2017年12月1日金曜日

私のあの帽子は


 急に寒くなった今年、急いで冬物を出したのですが、どうしても冬の帽子が出てきません。何度も同じ箱をひっくりかえしては「ない、ない」を繰り返していました。
 何度目かに洋服ダンスの中を探していた時、真黒な帽子が目に留まりました。それは何年も前、私がニットの生地で着やすいロングの喪服を作ったときに余り布で作ったものでした。その帽子はニット生地だったせいもあって、実によくフィットしました。
 『無いならこれでもいいか』と出してきて洗いましたが、黒は家族に評判が悪かったのです。そこで、これと同じようなものを作ればいいと考えて、暇な私はまたリフォームで忙しい日々を送ることを考え付いたのです。
 早速、前回の型紙を探しましたが、見当たりません。これもあちこち探した後に、諦めて、黒の帽子から測ったり写したりしながら型紙を作りました。布は? 小さくて着れない昔のスカートが何着かありました。と考えて、引っ張り出してきたのが4枚。それと二重になっている厚手のエリマキ、これで五個はできると裁断に取り掛かりました。
 帽子はカーブが多いので、縫うのは大変でした。ま、そこはいい頃加減の私ですから、適当に押っ付けました。

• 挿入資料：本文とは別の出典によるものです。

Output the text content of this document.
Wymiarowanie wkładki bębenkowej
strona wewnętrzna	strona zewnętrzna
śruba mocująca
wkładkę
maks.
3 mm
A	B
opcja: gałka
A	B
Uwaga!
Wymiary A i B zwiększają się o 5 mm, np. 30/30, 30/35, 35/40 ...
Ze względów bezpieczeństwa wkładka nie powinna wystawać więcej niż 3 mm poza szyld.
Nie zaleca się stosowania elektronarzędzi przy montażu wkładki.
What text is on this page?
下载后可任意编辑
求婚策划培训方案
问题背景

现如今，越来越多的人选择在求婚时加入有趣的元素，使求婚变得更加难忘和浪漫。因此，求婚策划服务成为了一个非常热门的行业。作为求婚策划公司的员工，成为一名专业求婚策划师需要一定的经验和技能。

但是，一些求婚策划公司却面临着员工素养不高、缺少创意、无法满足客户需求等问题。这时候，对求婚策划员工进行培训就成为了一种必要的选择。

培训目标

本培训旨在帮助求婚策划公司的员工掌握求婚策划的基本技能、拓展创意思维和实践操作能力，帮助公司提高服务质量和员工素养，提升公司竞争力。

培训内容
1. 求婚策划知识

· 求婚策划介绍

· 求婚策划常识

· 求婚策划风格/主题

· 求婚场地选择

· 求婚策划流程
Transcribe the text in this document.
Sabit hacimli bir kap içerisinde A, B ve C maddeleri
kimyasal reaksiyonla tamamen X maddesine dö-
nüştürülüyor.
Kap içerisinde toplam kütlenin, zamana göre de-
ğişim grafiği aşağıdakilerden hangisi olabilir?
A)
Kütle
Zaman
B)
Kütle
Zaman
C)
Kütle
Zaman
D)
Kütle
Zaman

 接着心を入れたので、出来栄えはなかなかでしたが、アイロンづけのこの接着心の着きが悪いのです。これは失敗。洗濯ができない。でも考えると、夏の帽子なんかほとんど洗えませんから、一冬、二冬持てばいいかと考えました。余った布でリバーシブルのを一個作りましたから、全部で六つ。元となった黒い帽子も入れると七つ。並べてみると、実に壮観な眺めです。思わず写真を撮ってしまいました。
 それでも頭は一つしかないんですから、どうしようと考えてしまいました。よくよく考えて、色の違う三つくらいを出しておいて、あとはまた洋服ダンスの中に入れておこうと思いました。
 それにしても、私のあの冬の帽子、どこに行ったんでしょう。